In Kanovitz' painting one looks from the back seat of a car just behind
the windshield. Only the hands of the driver (Kanovitz) on the steering
wheel are visible, along with a part of his face in the rearview mirror.
Seen through the windshield are the Queensboro Bridge in New York, a tiny
airplane in the sky, and a man on the embankment with his dog continuing
on his way, unaware of the plane that sooner or later will crash. Kanovitz
has translated Auden's thoughts into the language of the painted image.
Much that doesn't alter the flow of life goes unnoticed, both past and
present.
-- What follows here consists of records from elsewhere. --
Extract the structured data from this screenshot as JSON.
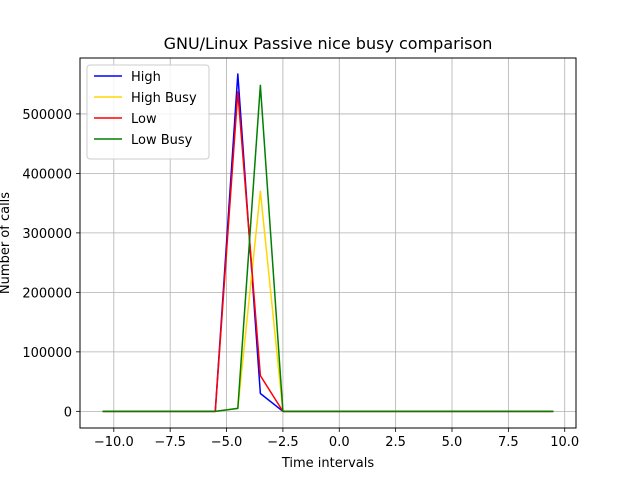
{
  "chart_data": {
    "type": "line",
    "title": "GNU/Linux Passive nice busy comparison",
    "xlabel": "Time intervals",
    "ylabel": "Number of calls",
    "xlim": [
      -11.5,
      10.5
    ],
    "ylim": [
      -28000,
      594000
    ],
    "xticks": [
      -10.0,
      -7.5,
      -5.0,
      -2.5,
      0.0,
      2.5,
      5.0,
      7.5,
      10.0
    ],
    "xtick_labels": [
      "−10.0",
      "−7.5",
      "−5.0",
      "−2.5",
      "0.0",
      "2.5",
      "5.0",
      "7.5",
      "10.0"
    ],
    "yticks": [
      0,
      100000,
      200000,
      300000,
      400000,
      500000
    ],
    "ytick_labels": [
      "0",
      "100000",
      "200000",
      "300000",
      "400000",
      "500000"
    ],
    "grid": true,
    "legend_position": "top-left",
    "series": [
      {
        "name": "High",
        "color": "#0000ff",
        "x": [
          -10.5,
          -9.5,
          -8.5,
          -7.5,
          -6.5,
          -5.5,
          -4.5,
          -3.5,
          -2.5,
          -1.5,
          -0.5,
          0.5,
          1.5,
          2.5,
          3.5,
          4.5,
          5.5,
          6.5,
          7.5,
          8.5,
          9.5
        ],
        "y": [
          0,
          0,
          0,
          0,
          0,
          0,
          567000,
          30000,
          0,
          0,
          0,
          0,
          0,
          0,
          0,
          0,
          0,
          0,
          0,
          0,
          0
        ]
      },
      {
        "name": "High Busy",
        "color": "#ffd700",
        "x": [
          -10.5,
          -9.5,
          -8.5,
          -7.5,
          -6.5,
          -5.5,
          -4.5,
          -3.5,
          -2.5,
          -1.5,
          -0.5,
          0.5,
          1.5,
          2.5,
          3.5,
          4.5,
          5.5,
          6.5,
          7.5,
          8.5,
          9.5
        ],
        "y": [
          0,
          0,
          0,
          0,
          0,
          0,
          5000,
          370000,
          0,
          0,
          0,
          0,
          0,
          0,
          0,
          0,
          0,
          0,
          0,
          0,
          0
        ]
      },
      {
        "name": "Low",
        "color": "#ff0000",
        "x": [
          -10.5,
          -9.5,
          -8.5,
          -7.5,
          -6.5,
          -5.5,
          -4.5,
          -3.5,
          -2.5,
          -1.5,
          -0.5,
          0.5,
          1.5,
          2.5,
          3.5,
          4.5,
          5.5,
          6.5,
          7.5,
          8.5,
          9.5
        ],
        "y": [
          0,
          0,
          0,
          0,
          0,
          0,
          537000,
          60000,
          0,
          0,
          0,
          0,
          0,
          0,
          0,
          0,
          0,
          0,
          0,
          0,
          0
        ]
      },
      {
        "name": "Low Busy",
        "color": "#008000",
        "x": [
          -10.5,
          -9.5,
          -8.5,
          -7.5,
          -6.5,
          -5.5,
          -4.5,
          -3.5,
          -2.5,
          -1.5,
          -0.5,
          0.5,
          1.5,
          2.5,
          3.5,
          4.5,
          5.5,
          6.5,
          7.5,
          8.5,
          9.5
        ],
        "y": [
          0,
          0,
          0,
          0,
          0,
          0,
          5000,
          548000,
          0,
          0,
          0,
          0,
          0,
          0,
          0,
          0,
          0,
          0,
          0,
          0,
          0
        ]
      }
    ]
  }
}
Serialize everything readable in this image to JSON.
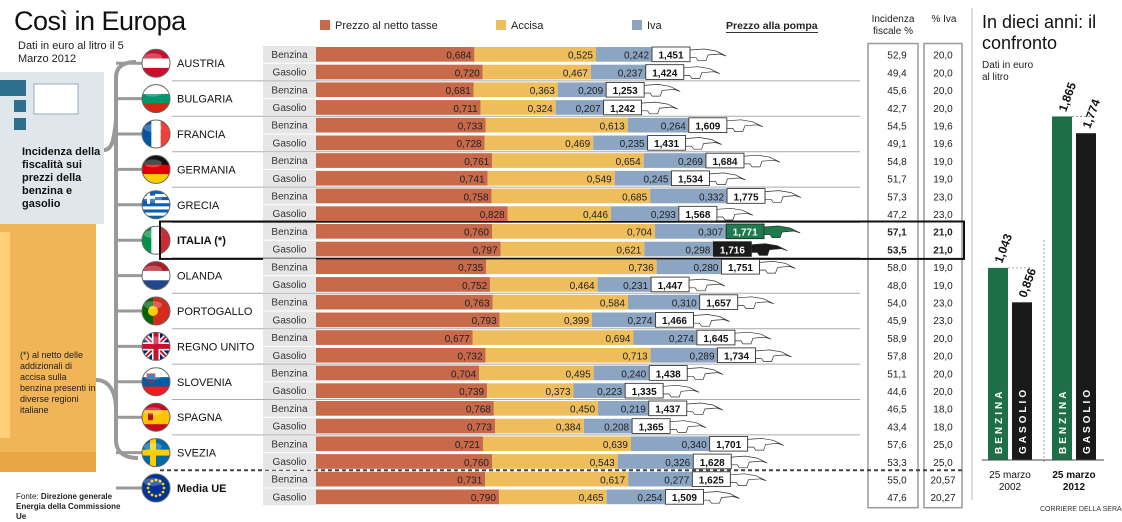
{
  "title": "Così in Europa",
  "subtitle": "Dati in euro al litro il 5 Marzo 2012",
  "sidebar_text": "Incidenza della fiscalità sui prezzi della benzina e gasolio",
  "note": "(*) al netto delle addizionali di accisa sulla benzina presenti in diverse regioni italiane",
  "source_label": "Fonte:",
  "source_text": "Direzione generale Energia della Commissione Ue",
  "credit": "CORRIERE DELLA SERA",
  "header_incidenza": "Incidenza fiscale %",
  "header_iva": "% Iva",
  "colors": {
    "netto": "#c8694a",
    "accisa": "#efbe5c",
    "iva": "#8ca5c3",
    "pump": "#ffffff",
    "italy_benzina": "#1f7a4e",
    "italy_gasolio": "#1a1a1a",
    "green": "#1e6e47",
    "black": "#1a1a1a"
  },
  "chart_data": [
    {
      "type": "bar",
      "orientation": "horizontal",
      "stacked": true,
      "legend": [
        "Prezzo al netto tasse",
        "Accisa",
        "Iva",
        "Prezzo alla pompa"
      ],
      "fuel_labels": [
        "Benzina",
        "Gasolio"
      ],
      "xlim": [
        0,
        2.1
      ],
      "countries": [
        {
          "name": "AUSTRIA",
          "flag": "austria-flag",
          "rows": [
            {
              "fuel": "Benzina",
              "netto": 0.684,
              "accisa": 0.525,
              "iva": 0.242,
              "total": 1.451,
              "incidenza": 52.9,
              "iva_pct": 20.0,
              "labels": [
                "0,684",
                "0,525",
                "0,242",
                "1,451",
                "52,9",
                "20,0"
              ]
            },
            {
              "fuel": "Gasolio",
              "netto": 0.72,
              "accisa": 0.467,
              "iva": 0.237,
              "total": 1.424,
              "incidenza": 49.4,
              "iva_pct": 20.0,
              "labels": [
                "0,720",
                "0,467",
                "0,237",
                "1,424",
                "49,4",
                "20,0"
              ]
            }
          ]
        },
        {
          "name": "BULGARIA",
          "flag": "bulgaria-flag",
          "rows": [
            {
              "fuel": "Benzina",
              "netto": 0.681,
              "accisa": 0.363,
              "iva": 0.209,
              "total": 1.253,
              "incidenza": 45.6,
              "iva_pct": 20.0,
              "labels": [
                "0,681",
                "0,363",
                "0,209",
                "1,253",
                "45,6",
                "20,0"
              ]
            },
            {
              "fuel": "Gasolio",
              "netto": 0.711,
              "accisa": 0.324,
              "iva": 0.207,
              "total": 1.242,
              "incidenza": 42.7,
              "iva_pct": 20.0,
              "labels": [
                "0,711",
                "0,324",
                "0,207",
                "1,242",
                "42,7",
                "20,0"
              ]
            }
          ]
        },
        {
          "name": "FRANCIA",
          "flag": "france-flag",
          "rows": [
            {
              "fuel": "Benzina",
              "netto": 0.733,
              "accisa": 0.613,
              "iva": 0.264,
              "total": 1.609,
              "incidenza": 54.5,
              "iva_pct": 19.6,
              "labels": [
                "0,733",
                "0,613",
                "0,264",
                "1,609",
                "54,5",
                "19,6"
              ]
            },
            {
              "fuel": "Gasolio",
              "netto": 0.728,
              "accisa": 0.469,
              "iva": 0.235,
              "total": 1.431,
              "incidenza": 49.1,
              "iva_pct": 19.6,
              "labels": [
                "0,728",
                "0,469",
                "0,235",
                "1,431",
                "49,1",
                "19,6"
              ]
            }
          ]
        },
        {
          "name": "GERMANIA",
          "flag": "germany-flag",
          "rows": [
            {
              "fuel": "Benzina",
              "netto": 0.761,
              "accisa": 0.654,
              "iva": 0.269,
              "total": 1.684,
              "incidenza": 54.8,
              "iva_pct": 19.0,
              "labels": [
                "0,761",
                "0,654",
                "0,269",
                "1,684",
                "54,8",
                "19,0"
              ]
            },
            {
              "fuel": "Gasolio",
              "netto": 0.741,
              "accisa": 0.549,
              "iva": 0.245,
              "total": 1.534,
              "incidenza": 51.7,
              "iva_pct": 19.0,
              "labels": [
                "0,741",
                "0,549",
                "0,245",
                "1,534",
                "51,7",
                "19,0"
              ]
            }
          ]
        },
        {
          "name": "GRECIA",
          "flag": "greece-flag",
          "rows": [
            {
              "fuel": "Benzina",
              "netto": 0.758,
              "accisa": 0.685,
              "iva": 0.332,
              "total": 1.775,
              "incidenza": 57.3,
              "iva_pct": 23.0,
              "labels": [
                "0,758",
                "0,685",
                "0,332",
                "1,775",
                "57,3",
                "23,0"
              ]
            },
            {
              "fuel": "Gasolio",
              "netto": 0.828,
              "accisa": 0.446,
              "iva": 0.293,
              "total": 1.568,
              "incidenza": 47.2,
              "iva_pct": 23.0,
              "labels": [
                "0,828",
                "0,446",
                "0,293",
                "1,568",
                "47,2",
                "23,0"
              ]
            }
          ]
        },
        {
          "name": "ITALIA (*)",
          "flag": "italy-flag",
          "highlight": true,
          "rows": [
            {
              "fuel": "Benzina",
              "netto": 0.76,
              "accisa": 0.704,
              "iva": 0.307,
              "total": 1.771,
              "incidenza": 57.1,
              "iva_pct": 21.0,
              "labels": [
                "0,760",
                "0,704",
                "0,307",
                "1,771",
                "57,1",
                "21,0"
              ]
            },
            {
              "fuel": "Gasolio",
              "netto": 0.797,
              "accisa": 0.621,
              "iva": 0.298,
              "total": 1.716,
              "incidenza": 53.5,
              "iva_pct": 21.0,
              "labels": [
                "0,797",
                "0,621",
                "0,298",
                "1,716",
                "53,5",
                "21,0"
              ]
            }
          ]
        },
        {
          "name": "OLANDA",
          "flag": "netherlands-flag",
          "rows": [
            {
              "fuel": "Benzina",
              "netto": 0.735,
              "accisa": 0.736,
              "iva": 0.28,
              "total": 1.751,
              "incidenza": 58.0,
              "iva_pct": 19.0,
              "labels": [
                "0,735",
                "0,736",
                "0,280",
                "1,751",
                "58,0",
                "19,0"
              ]
            },
            {
              "fuel": "Gasolio",
              "netto": 0.752,
              "accisa": 0.464,
              "iva": 0.231,
              "total": 1.447,
              "incidenza": 48.0,
              "iva_pct": 19.0,
              "labels": [
                "0,752",
                "0,464",
                "0,231",
                "1,447",
                "48,0",
                "19,0"
              ]
            }
          ]
        },
        {
          "name": "PORTOGALLO",
          "flag": "portugal-flag",
          "rows": [
            {
              "fuel": "Benzina",
              "netto": 0.763,
              "accisa": 0.584,
              "iva": 0.31,
              "total": 1.657,
              "incidenza": 54.0,
              "iva_pct": 23.0,
              "labels": [
                "0,763",
                "0,584",
                "0,310",
                "1,657",
                "54,0",
                "23,0"
              ]
            },
            {
              "fuel": "Gasolio",
              "netto": 0.793,
              "accisa": 0.399,
              "iva": 0.274,
              "total": 1.466,
              "incidenza": 45.9,
              "iva_pct": 23.0,
              "labels": [
                "0,793",
                "0,399",
                "0,274",
                "1,466",
                "45,9",
                "23,0"
              ]
            }
          ]
        },
        {
          "name": "REGNO UNITO",
          "flag": "uk-flag",
          "rows": [
            {
              "fuel": "Benzina",
              "netto": 0.677,
              "accisa": 0.694,
              "iva": 0.274,
              "total": 1.645,
              "incidenza": 58.9,
              "iva_pct": 20.0,
              "labels": [
                "0,677",
                "0,694",
                "0,274",
                "1,645",
                "58,9",
                "20,0"
              ]
            },
            {
              "fuel": "Gasolio",
              "netto": 0.732,
              "accisa": 0.713,
              "iva": 0.289,
              "total": 1.734,
              "incidenza": 57.8,
              "iva_pct": 20.0,
              "labels": [
                "0,732",
                "0,713",
                "0,289",
                "1,734",
                "57,8",
                "20,0"
              ]
            }
          ]
        },
        {
          "name": "SLOVENIA",
          "flag": "slovenia-flag",
          "rows": [
            {
              "fuel": "Benzina",
              "netto": 0.704,
              "accisa": 0.495,
              "iva": 0.24,
              "total": 1.438,
              "incidenza": 51.1,
              "iva_pct": 20.0,
              "labels": [
                "0,704",
                "0,495",
                "0,240",
                "1,438",
                "51,1",
                "20,0"
              ]
            },
            {
              "fuel": "Gasolio",
              "netto": 0.739,
              "accisa": 0.373,
              "iva": 0.223,
              "total": 1.335,
              "incidenza": 44.6,
              "iva_pct": 20.0,
              "labels": [
                "0,739",
                "0,373",
                "0,223",
                "1,335",
                "44,6",
                "20,0"
              ]
            }
          ]
        },
        {
          "name": "SPAGNA",
          "flag": "spain-flag",
          "rows": [
            {
              "fuel": "Benzina",
              "netto": 0.768,
              "accisa": 0.45,
              "iva": 0.219,
              "total": 1.437,
              "incidenza": 46.5,
              "iva_pct": 18.0,
              "labels": [
                "0,768",
                "0,450",
                "0,219",
                "1,437",
                "46,5",
                "18,0"
              ]
            },
            {
              "fuel": "Gasolio",
              "netto": 0.773,
              "accisa": 0.384,
              "iva": 0.208,
              "total": 1.365,
              "incidenza": 43.4,
              "iva_pct": 18.0,
              "labels": [
                "0,773",
                "0,384",
                "0,208",
                "1,365",
                "43,4",
                "18,0"
              ]
            }
          ]
        },
        {
          "name": "SVEZIA",
          "flag": "sweden-flag",
          "rows": [
            {
              "fuel": "Benzina",
              "netto": 0.721,
              "accisa": 0.639,
              "iva": 0.34,
              "total": 1.701,
              "incidenza": 57.6,
              "iva_pct": 25.0,
              "labels": [
                "0,721",
                "0,639",
                "0,340",
                "1,701",
                "57,6",
                "25,0"
              ]
            },
            {
              "fuel": "Gasolio",
              "netto": 0.76,
              "accisa": 0.543,
              "iva": 0.326,
              "total": 1.628,
              "incidenza": 53.3,
              "iva_pct": 25.0,
              "labels": [
                "0,760",
                "0,543",
                "0,326",
                "1,628",
                "53,3",
                "25,0"
              ]
            }
          ]
        },
        {
          "name": "Media UE",
          "flag": "eu-flag",
          "average": true,
          "rows": [
            {
              "fuel": "Benzina",
              "netto": 0.731,
              "accisa": 0.617,
              "iva": 0.277,
              "total": 1.625,
              "incidenza": 55.0,
              "iva_pct": 20.57,
              "labels": [
                "0,731",
                "0,617",
                "0,277",
                "1,625",
                "55,0",
                "20,57"
              ]
            },
            {
              "fuel": "Gasolio",
              "netto": 0.79,
              "accisa": 0.465,
              "iva": 0.254,
              "total": 1.509,
              "incidenza": 47.6,
              "iva_pct": 20.27,
              "labels": [
                "0,790",
                "0,465",
                "0,254",
                "1,509",
                "47,6",
                "20,27"
              ]
            }
          ]
        }
      ]
    },
    {
      "type": "bar",
      "title": "In dieci anni: il confronto",
      "subtitle": "Dati in euro al litro",
      "ylim": [
        0,
        2.0
      ],
      "groups": [
        {
          "date": "25 marzo 2002",
          "bold": false,
          "bars": [
            {
              "name": "BENZINA",
              "value": 1.043,
              "label": "1,043"
            },
            {
              "name": "GASOLIO",
              "value": 0.856,
              "label": "0,856"
            }
          ]
        },
        {
          "date": "25 marzo 2012",
          "bold": true,
          "bars": [
            {
              "name": "BENZINA",
              "value": 1.865,
              "label": "1,865"
            },
            {
              "name": "GASOLIO",
              "value": 1.774,
              "label": "1,774"
            }
          ]
        }
      ]
    }
  ]
}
The everyday life of the urbanite turns to legend and becomes,
as writer William Berkson of once said, a fragment of a public mythology."
The painting "Icarus" is exemplary of iconography that is typical of Kanovitz:
the permeability of internal and external as symbolized by the windshield,
the interweaving of public and private, and of everyday life and legend.
Seeing what one sees is, to paraphrase Le Corbusier, the mark of this
style. This means also recognizing what in the first viewing may be hidden,
but which emerges to make the passing moment permanent and gives perspective
to commonplace experience. This has always been the case with Kanovitz.
As a student and assistant to the painter Franz Kline (1910-1962), he
was still coming to terms with Action Painting.